Dem wirtschaftlichen und militärischen Eindringen der Westmächte war im 20. Jh. verstärkt das Eindringen westlicher Ideen gefolgt. In Europa, den USA, in den Freihäfen Chinas und in Japan entstand eine chinesische Bildungsschicht, welche die alte Intelligentia Chinas ablöste. Die Konfrontation Chinas mit dem Westen (die mehr als nur eine Begegnung war) führte zu einer systematischen Nachahmung aller geistigen Strömungen und kennzeichnete den gewaltsamen Umbruch der chinesischen Gesellschaft im 20. Jh.

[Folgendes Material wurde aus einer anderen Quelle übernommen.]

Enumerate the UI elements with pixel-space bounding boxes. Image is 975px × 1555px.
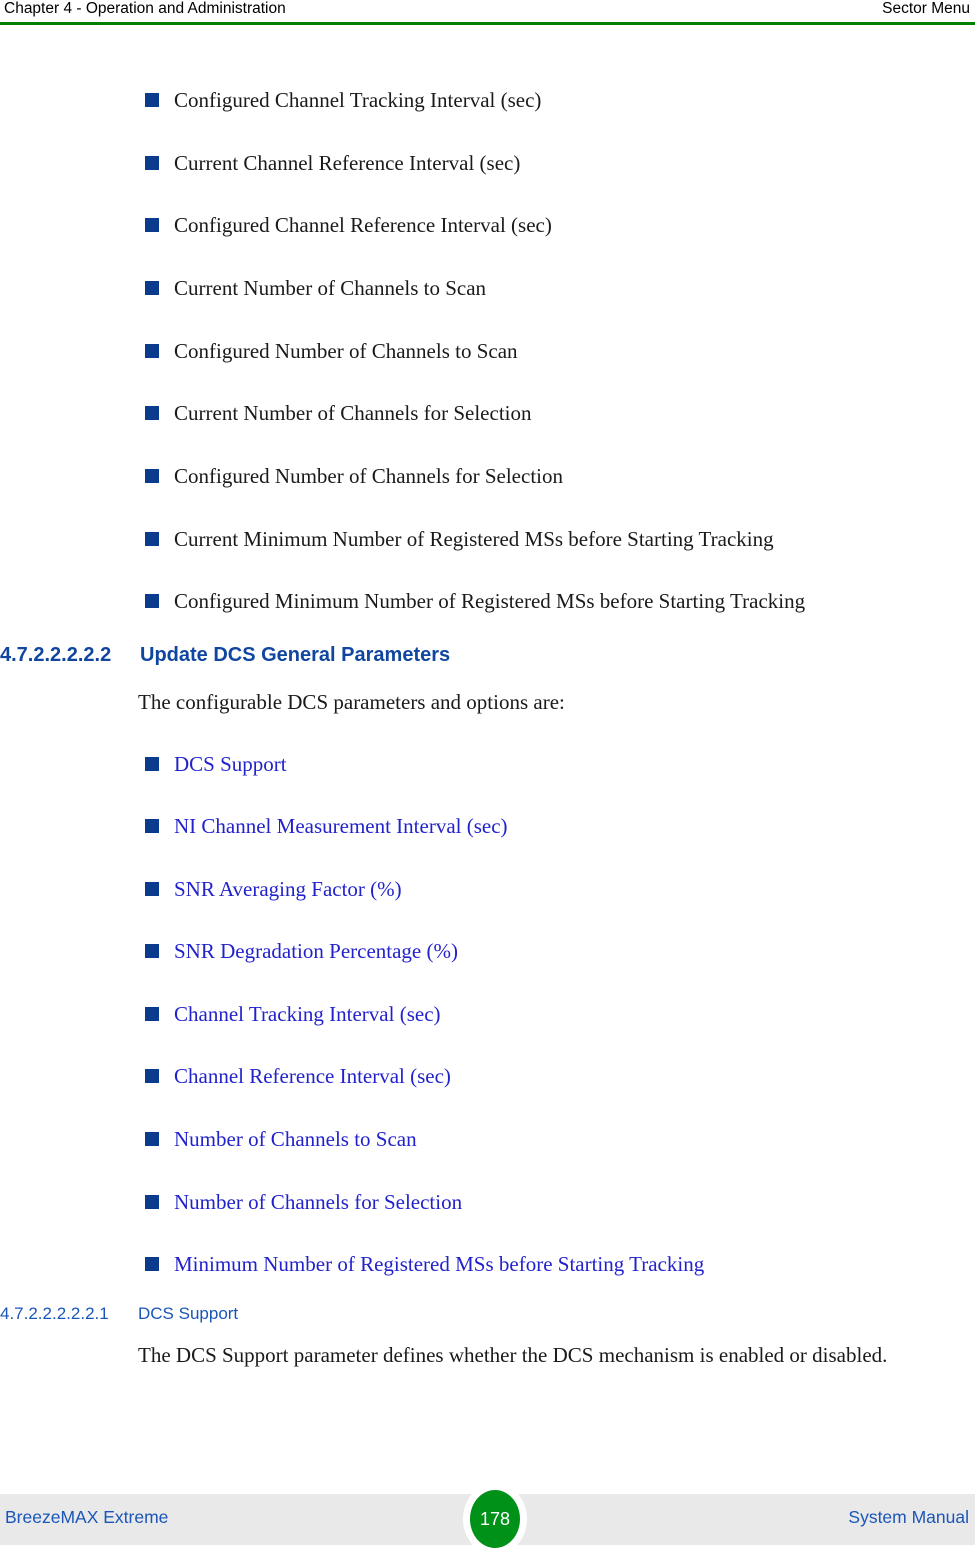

Er hatte rund 100 Jahre später als in Europa stattgefunden und schuf ein China, das einerseits die eigenen Traditionen bewahrt hat, andererseits aber auch zu einem Partner der Welt geworden ist. Die Republik China auf Taiwan hat dabei längst den Anschluß an die Industriestaaten des Westens gefunden und ist zu einem der reichsten Länder der Erde aufgestiegen. Das Festland wird dieser Entwicklung erst folgen müssen, und es wird dabei eine noch großartigere Herausforderung an seine Entdeckung und die Begegnung mit dem Westen stellen. Die Überwindung der geographischen und kulturellen Barrieren in einer Zeit des schnellen geistigen und materiellen Austausches dürfte dabei die Nachfolger der früheren Pioniere hervorbringen, die das schwierig zu entdeckende China zu enträtseln begonnen haben.